I didn’t let the sudden volume of his tone make me blink. "You’re saying that this instability has been making it easier for ghosts to cross over from the Nevernever?"
"And easier to form bigger, stronger ghosts when people die," he said. "You think you’ve got some pissed-off ghosts now? Wait until some honor student on her way out of the south side with a college scholarship gets popped by accident in a gang shootout. Wait until some poor sap who got AIDS from a blood transfusion breathes his last."
"Bigger, badder ghosts," I said. "Superghosts. That’s what you’re talking about."
He laughed, a nasty little laugh. "New generation of viruses is coming, too. Things are going to hell all over. Eventually, that border’s going to get thin enough to spit through, and you’ll have more problems with demon attacks than gang violence."
I shook my head. "All right," I said. "Let’s say that I buy that the barrier is fluid rather than concrete. There’s turbulence in it, and it’s making crossing over easier, both ways. Could something be causing the turbulence?"
"How the hell should I know?" he snarled. "You don’t know what it’s like, Dresden. To speak to things that exist in the past and in the future as well as in the now. To have them walk up to you at the salad bar and start telling you how they murdered their wife in her sleep.
"I mean, you think you’ve got a hold on things, that you understand, but in the end it all falls to pieces. A con is simpler, Dresden. You make order. People don’t give a flying fuck if Uncle Jeffrey really forgives them for missing his last birthday party. They want to know that the world is a place where Uncle Jeffrey can and should forgive them." He swallowed, and looked around the room, at the fake tomes and the fake skull. "That’s what I sell them. Closure. Like on television. They want to know that it’s all going to work out in the end, and they’re happy to pay for it."
A car honked outside. Morty glared at me. "We’re through."
I nodded.
He jerked to his feet, splotches of color in his cheeks. "God, I need a drink. Get out of town, Dresden. Something came across last night like nothing I’ve ever felt."
I thought of ruined cars and rosebushes planted in consecrated ground. "Do you know what it is?"
"It’s big," Morty said. "And it’s pissed off. It’s going to start killing, Dresden. And I don’t think you or anyone else is going to be able to stop it."
"But it’s a ghost?"
He gave me a smile that showed me his canines. It was creepy on that florid, eyes-too-wide face. "It’s a nightmare." He started to turn away. I wanted to let him go, but I couldn’t. The man had become a liar, a sniveling con, but he hadn’t always been.
I rose and beat him to the door, taking his arm in one hand. He spun to face me, jerking his arm away, glaring defiantly at my eyes. I avoided locking gazes. I didn’t want to take a look at Mortimer Lindquist’s soul.
"Morty," I said, quietly. "Get away from your seances for a while. Go somewhere quiet. Read. Relax. You’re older now, stronger. If you give yourself a chance, the power will come back."
He laughed again, tired and jaded. "Sure, Dresden. Just like that."
"Morty – "
He turned away from me and stalked out the door. He didn’t bother to lock the place up behind him. I watched him head out to the cab, which waited by the curb. He lugged his bag into the backseat, and then followed it.

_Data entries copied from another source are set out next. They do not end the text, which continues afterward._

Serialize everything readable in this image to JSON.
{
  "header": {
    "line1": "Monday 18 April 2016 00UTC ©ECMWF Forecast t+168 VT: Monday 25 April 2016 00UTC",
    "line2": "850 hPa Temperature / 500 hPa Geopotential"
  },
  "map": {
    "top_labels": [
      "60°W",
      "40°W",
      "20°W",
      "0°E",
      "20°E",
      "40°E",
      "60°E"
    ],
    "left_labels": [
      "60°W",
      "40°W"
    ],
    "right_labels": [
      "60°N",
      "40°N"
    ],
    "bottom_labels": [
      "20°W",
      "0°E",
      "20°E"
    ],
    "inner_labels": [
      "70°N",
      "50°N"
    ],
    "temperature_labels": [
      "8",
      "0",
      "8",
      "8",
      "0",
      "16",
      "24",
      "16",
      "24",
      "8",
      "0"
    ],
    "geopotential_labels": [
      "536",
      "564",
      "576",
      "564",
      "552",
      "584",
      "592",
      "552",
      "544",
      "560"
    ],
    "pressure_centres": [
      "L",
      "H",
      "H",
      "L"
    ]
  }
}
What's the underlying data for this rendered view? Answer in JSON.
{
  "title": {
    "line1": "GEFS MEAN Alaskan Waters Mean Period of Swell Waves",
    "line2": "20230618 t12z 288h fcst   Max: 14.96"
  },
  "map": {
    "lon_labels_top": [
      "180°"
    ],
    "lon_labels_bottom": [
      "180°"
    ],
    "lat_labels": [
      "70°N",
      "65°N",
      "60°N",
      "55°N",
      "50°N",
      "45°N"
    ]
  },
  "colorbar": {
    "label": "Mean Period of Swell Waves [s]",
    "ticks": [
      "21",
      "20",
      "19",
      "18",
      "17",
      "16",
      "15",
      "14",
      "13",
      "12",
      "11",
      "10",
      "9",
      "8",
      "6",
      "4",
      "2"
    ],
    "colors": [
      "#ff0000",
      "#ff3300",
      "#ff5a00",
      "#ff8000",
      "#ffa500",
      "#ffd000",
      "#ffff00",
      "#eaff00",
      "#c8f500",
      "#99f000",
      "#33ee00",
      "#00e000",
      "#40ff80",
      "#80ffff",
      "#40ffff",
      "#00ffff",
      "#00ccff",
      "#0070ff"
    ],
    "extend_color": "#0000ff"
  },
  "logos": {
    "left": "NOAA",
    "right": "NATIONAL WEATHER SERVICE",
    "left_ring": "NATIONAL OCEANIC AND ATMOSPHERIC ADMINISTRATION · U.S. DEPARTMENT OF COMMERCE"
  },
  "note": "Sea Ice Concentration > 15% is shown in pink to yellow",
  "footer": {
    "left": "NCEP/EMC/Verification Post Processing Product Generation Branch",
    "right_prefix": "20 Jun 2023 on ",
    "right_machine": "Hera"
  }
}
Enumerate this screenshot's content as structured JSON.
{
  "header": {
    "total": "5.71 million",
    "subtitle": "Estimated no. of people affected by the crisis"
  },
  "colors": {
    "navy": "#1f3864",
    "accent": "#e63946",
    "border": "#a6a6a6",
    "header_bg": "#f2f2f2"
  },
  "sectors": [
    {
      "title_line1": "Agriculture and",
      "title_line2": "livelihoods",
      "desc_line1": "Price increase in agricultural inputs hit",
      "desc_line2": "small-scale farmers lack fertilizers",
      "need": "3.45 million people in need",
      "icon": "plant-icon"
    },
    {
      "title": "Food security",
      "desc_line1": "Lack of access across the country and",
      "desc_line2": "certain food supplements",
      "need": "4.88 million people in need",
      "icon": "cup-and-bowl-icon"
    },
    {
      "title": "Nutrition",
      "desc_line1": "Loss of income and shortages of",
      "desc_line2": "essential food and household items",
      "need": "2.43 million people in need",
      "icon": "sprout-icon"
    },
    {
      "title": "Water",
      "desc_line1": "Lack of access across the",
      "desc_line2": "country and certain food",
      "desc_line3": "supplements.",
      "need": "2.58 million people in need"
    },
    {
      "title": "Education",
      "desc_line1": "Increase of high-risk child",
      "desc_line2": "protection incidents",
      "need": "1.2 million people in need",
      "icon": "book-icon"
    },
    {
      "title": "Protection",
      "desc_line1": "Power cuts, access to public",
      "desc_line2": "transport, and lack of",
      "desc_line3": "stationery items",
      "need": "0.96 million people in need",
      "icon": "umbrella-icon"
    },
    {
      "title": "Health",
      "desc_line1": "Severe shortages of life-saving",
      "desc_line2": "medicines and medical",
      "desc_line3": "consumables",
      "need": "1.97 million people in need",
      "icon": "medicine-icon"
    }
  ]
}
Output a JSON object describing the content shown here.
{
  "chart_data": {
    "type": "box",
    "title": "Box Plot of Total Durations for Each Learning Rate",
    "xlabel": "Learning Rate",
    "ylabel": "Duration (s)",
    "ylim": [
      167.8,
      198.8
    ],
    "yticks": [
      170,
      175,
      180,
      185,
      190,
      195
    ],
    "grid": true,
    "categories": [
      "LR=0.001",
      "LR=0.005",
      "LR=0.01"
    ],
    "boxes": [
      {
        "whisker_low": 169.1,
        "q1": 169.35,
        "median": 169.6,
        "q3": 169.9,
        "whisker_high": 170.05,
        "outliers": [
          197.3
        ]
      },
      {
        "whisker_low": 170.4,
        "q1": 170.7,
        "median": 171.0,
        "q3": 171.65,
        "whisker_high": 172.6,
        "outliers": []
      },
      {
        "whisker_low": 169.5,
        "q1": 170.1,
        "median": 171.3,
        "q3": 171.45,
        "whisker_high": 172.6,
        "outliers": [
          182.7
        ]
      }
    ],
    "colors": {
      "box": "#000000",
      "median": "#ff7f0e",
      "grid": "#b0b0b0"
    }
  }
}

Before the cab pulled out, he rolled down the window. "Dresden," he called. "Under my chair there’s a drawer. My notes. If you want to kill yourself trying to stand up to this thing, you might as well know what you’re getting into."
He rolled the window back up as the cab pulled away. I watched it go, then went back inside. I found the drawer hidden in the base of the carved wooden chair, and inside I found a trio of old leather-bound journals, vellum pages covered in script that started out neat in the oldest one and became a jerky scrawl in the most recent entries. I held the books up to my mouth and inhaled the smell of leather, ink, paper; musty and genuine and real.